US Fed to balance banking woes, inflation in next rate decision

Most analysts expect a small rise of 25 basis points at the end of the Federal Reserve's upcoming two-day meeting

WASHINGTON - US central bankers face an unenviable task when they gather in Washington next week: tackling persistent inflation without adding to financial sector turmoil after Silicon Valley Bank's rapid collapse.

The Federal Reserve has raised rates eight times since last year in the face of decades-high inflation as it looks to cool the economy without tipping it into a recession.

While Fed Chair Jerome Powell earlier signaled willingness to speed up interest rate hikes if needed, most analysts and traders see a small rise of 25 basis points as the most likely outcome on Wednesday at the end of the Fed's two-day meeting.

A quarter-percentage-point hike would match the magnitude of the Fed's last increase in February.

With fears of contagion after the rapid failures of three midsized lenders earlier this month, a minority of observers also believe the Fed could halt its rate increases.

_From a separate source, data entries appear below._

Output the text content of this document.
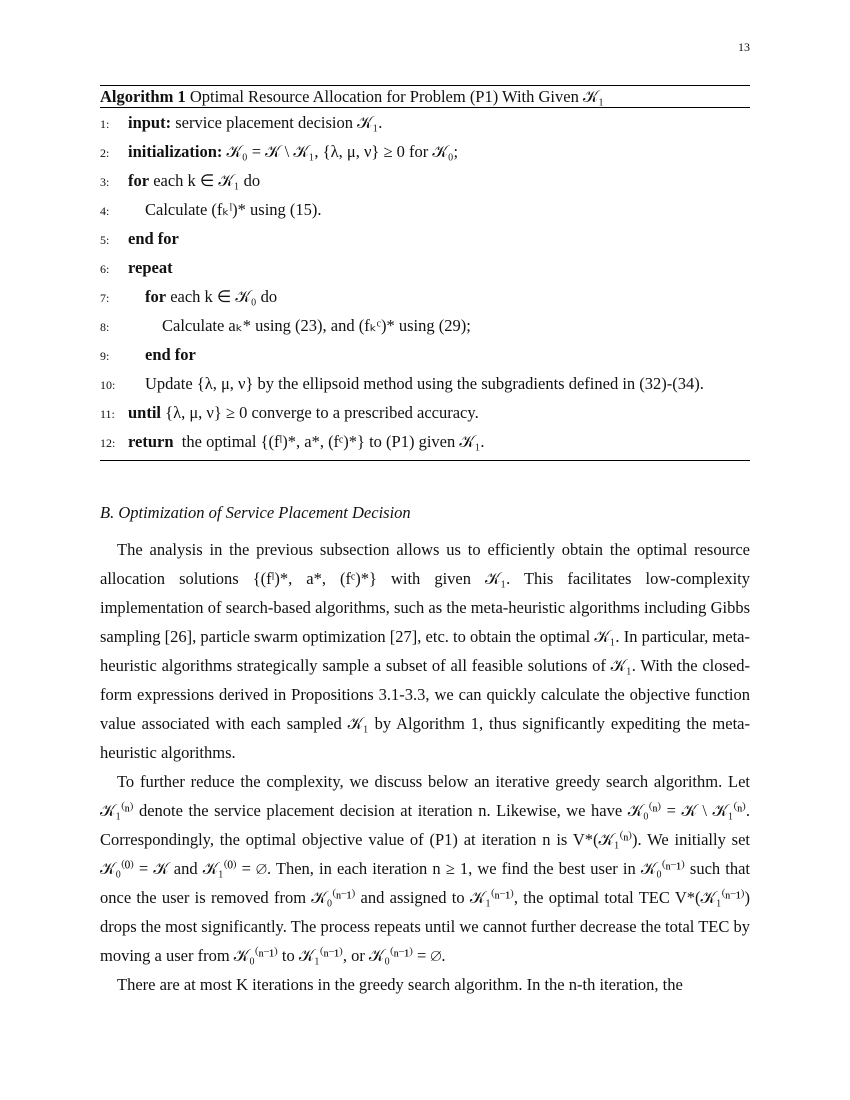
13
Algorithm 1 Optimal Resource Allocation for Problem (P1) With Given 𝒦₁
1: input: service placement decision 𝒦₁.
2: initialization: 𝒦₀ = 𝒦 \ 𝒦₁, {λ, μ, ν} ≥ 0 for 𝒦₀;
3: for each k ∈ 𝒦₁ do
4: Calculate (fₖˡ)* using (15).
5: end for
6: repeat
7: for each k ∈ 𝒦₀ do
8:	Calculate aₖ* using (23), and (fₖᶜ)* using (29);
9: end for
10: Update {λ, μ, ν} by the ellipsoid method using the subgradients defined in (32)-(34).
11: until {λ, μ, ν} ≥ 0 converge to a prescribed accuracy.
12: return  the optimal {(fˡ)*, a*, (fᶜ)*} to (P1) given 𝒦₁.
B. Optimization of Service Placement Decision

The analysis in the previous subsection allows us to efficiently obtain the optimal resource allocation solutions {(fˡ)*, a*, (fᶜ)*} with given 𝒦₁. This facilitates low-complexity implementation of search-based algorithms, such as the meta-heuristic algorithms including Gibbs sampling [26], particle swarm optimization [27], etc. to obtain the optimal 𝒦₁. In particular, meta-heuristic algorithms strategically sample a subset of all feasible solutions of 𝒦₁. With the closed-form expressions derived in Propositions 3.1-3.3, we can quickly calculate the objective function value associated with each sampled 𝒦₁ by Algorithm 1, thus significantly expediting the meta-heuristic algorithms.

To further reduce the complexity, we discuss below an iterative greedy search algorithm. Let 𝒦₁⁽ⁿ⁾ denote the service placement decision at iteration n. Likewise, we have 𝒦₀⁽ⁿ⁾ = 𝒦 \ 𝒦₁⁽ⁿ⁾. Correspondingly, the optimal objective value of (P1) at iteration n is V*(𝒦₁⁽ⁿ⁾). We initially set 𝒦₀⁽⁰⁾ = 𝒦 and 𝒦₁⁽⁰⁾ = ∅. Then, in each iteration n ≥ 1, we find the best user in 𝒦₀⁽ⁿ⁻¹⁾ such that once the user is removed from 𝒦₀⁽ⁿ⁻¹⁾ and assigned to 𝒦₁⁽ⁿ⁻¹⁾, the optimal total TEC V*(𝒦₁⁽ⁿ⁻¹⁾) drops the most significantly. The process repeats until we cannot further decrease the total TEC by moving a user from 𝒦₀⁽ⁿ⁻¹⁾ to 𝒦₁⁽ⁿ⁻¹⁾, or 𝒦₀⁽ⁿ⁻¹⁾ = ∅.

There are at most K iterations in the greedy search algorithm. In the n-th iteration, the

A catalyst for the demise of Silicon Valley Bank (SVB) was the Fed's quick shift from near-zero interest rates to steep hikes, a reversal that swiftly lowered the value of SVB's holdings linked to long-term US Treasury bonds.

Given the market turbulence, a bigger, 50 basis-point hike is now "off the table," Citigroup global chief economist Nathan Sheets said in an interview with AFP.

"My expectation is, it's going to be 25 but it's going to be a debate -- and where markets are next Tuesday and Wednesday is going to be critical," he said.

AFP/File | Patricio ARANA

- Cooler data emerges -

Data for February shows that some corners of the American economy are now beginning to contract -- which eases pressure on the Fed -- while the consumer price index measure of inflation slowed slightly to an annual rate of 6.0 percent.

US retail sales and wholesale prices slipped last month, providing some respite for the Federal Open Market Committee to consider when it mulls another interest-rate hike.

But the Fed's favored measure of inflation showed an annual increase in January, suggesting there is still a long way to go before price rises are brought back under control. 

Turmoil in the banking sector is not over either, with many regional banks seeing their stocks plunge again at the end of the week despite intervention by US regulators and some of Wall Street's biggest banks.

"At a minimum, stress in financial markets suggests the Fed should proceed with caution," Bank of America's Gapen said.